It’s Official – TNs Can Study Incident To Their Employment
Last Friday night at 5:00 pm we received a desperate call from a TN client at the Toronto airport. He had been denied his TN visa despite his impeccable credentials and our careful drafting of the employer letter. He was applying under the Scientific Technologist category as a researcher. This position required his B.S. degree from McGill University in biochemistry. The part-time position in question was as a researcher for a start-up biotech in Ann Arbor, MI, which he wanted to take while pursuing his Masters’ degree in chemistry at the University of Michigan. He had completed all coursework for his Master’s and was completing his thesis during the evenings and on weekends.
The CBP official denied the TN because he was also studying. According to CBP, if he was studying he should be on an F-1 visa. To make matters worse, border protection would not respond to any questions without a new valid airline ticket, since by the time he was released, his flight was long gone, with no option for refunding the ticket.
It is well accepted USCIS policy that individuals on most non-immigrant visas such as the H-1B, H-4, L-1, L-2, E-1 and E-2 as well as the TN, are allowed to study “incident to their status.” Exactly what that terms means in terms of number of credits taken per semester, etc. seems to be undefined. The CBP official in question in Toronto indicated that she thought an on-line course might be fine. The official went back to confirm her decision with the supervisor who concurred that study was not allowed on the TN visa and who promptly confiscated my client’s packet of evidence. The officer then told my client that the only way they would issue him a TN visa would be if he completely severed all ties to the University of Michigan.

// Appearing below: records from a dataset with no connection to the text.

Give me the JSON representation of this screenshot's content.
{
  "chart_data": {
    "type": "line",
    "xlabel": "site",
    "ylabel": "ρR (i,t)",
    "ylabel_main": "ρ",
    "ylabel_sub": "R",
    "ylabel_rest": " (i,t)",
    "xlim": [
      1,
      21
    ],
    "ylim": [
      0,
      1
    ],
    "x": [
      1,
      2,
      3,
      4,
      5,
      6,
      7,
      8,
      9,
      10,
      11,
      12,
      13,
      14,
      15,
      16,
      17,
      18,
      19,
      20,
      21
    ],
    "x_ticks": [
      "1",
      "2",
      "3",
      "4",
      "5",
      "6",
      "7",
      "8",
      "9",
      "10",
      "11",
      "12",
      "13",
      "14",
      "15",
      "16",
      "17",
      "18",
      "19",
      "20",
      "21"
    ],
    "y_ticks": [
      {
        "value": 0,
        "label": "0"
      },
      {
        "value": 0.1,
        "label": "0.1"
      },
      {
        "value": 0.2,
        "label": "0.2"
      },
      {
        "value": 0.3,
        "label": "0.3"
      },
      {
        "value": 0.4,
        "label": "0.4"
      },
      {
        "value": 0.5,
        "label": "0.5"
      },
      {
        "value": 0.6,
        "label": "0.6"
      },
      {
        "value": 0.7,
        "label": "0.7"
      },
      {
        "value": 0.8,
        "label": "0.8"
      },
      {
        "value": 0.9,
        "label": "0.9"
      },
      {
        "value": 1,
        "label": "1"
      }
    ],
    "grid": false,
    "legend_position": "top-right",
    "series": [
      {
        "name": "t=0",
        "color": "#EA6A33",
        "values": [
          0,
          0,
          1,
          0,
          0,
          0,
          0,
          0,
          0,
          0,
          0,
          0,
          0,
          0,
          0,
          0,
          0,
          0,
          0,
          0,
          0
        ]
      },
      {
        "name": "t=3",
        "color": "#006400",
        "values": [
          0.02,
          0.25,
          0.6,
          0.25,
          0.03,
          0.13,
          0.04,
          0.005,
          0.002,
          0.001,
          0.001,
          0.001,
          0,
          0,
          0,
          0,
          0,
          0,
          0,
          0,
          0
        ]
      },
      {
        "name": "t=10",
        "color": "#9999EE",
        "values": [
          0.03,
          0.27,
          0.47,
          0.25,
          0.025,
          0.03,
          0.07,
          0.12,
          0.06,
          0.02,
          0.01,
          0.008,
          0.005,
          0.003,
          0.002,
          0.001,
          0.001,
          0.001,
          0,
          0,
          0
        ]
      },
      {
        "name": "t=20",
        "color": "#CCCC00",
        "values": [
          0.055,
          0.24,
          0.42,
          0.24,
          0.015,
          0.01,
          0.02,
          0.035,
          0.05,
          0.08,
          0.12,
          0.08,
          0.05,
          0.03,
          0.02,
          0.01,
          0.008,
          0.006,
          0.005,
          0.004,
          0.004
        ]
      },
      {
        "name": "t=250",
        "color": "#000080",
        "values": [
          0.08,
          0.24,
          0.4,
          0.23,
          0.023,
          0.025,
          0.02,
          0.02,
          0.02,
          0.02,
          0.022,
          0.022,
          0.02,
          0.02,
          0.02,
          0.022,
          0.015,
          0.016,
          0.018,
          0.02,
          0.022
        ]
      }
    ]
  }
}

That’s when we received the call. We immediately pulled out our National Association of Foreign Student Advisors’ (“NAFSA”) Manual and found the following information:
“Study while in TN status: Regulations do not discuss whether TN professionals are allowed to study full- or part-time in TN status. However, it is generally accepted that TN’s can study as long as the study is incidental to their TN employment.”
That was a good start. We then drafted a letter on our letterhead explaining that there must have been a misunderstanding since our client was writing his thesis only as an adjunct to his TN professional employment and as such, he did not need an F-1 visa. We also had the employer rewrite the offer letter explaining this as well.
At 4:30 am on Saturday morning an email came in from the exhausted client who couldn’t sleep in his hotel room. Should he try again that day since he had rescheduled his flight. We decided that he should try again and speak to a supervisor and present our new materials. Plan B would have been for our client to withdraw from the University of Michigan since he really wanted the TN visa. We agreed that the prospects of success looked dim but that it was worth a try.
At 3:30 pm on Saturday our client called with the good news that he “got through” with a three year TN visa in hand. He also reported that when paying the visa fee he overheard two CBP officers expressing surprise that a TN could also study at the same time.
Moral of the story: sometimes what appears to be a straightforward application can quickly go wrong. Best to take copies of ALL relevant regulations and policy memos when asking for immigration benefits at the border. Many times the CBP officers simply need a quick primer on the law.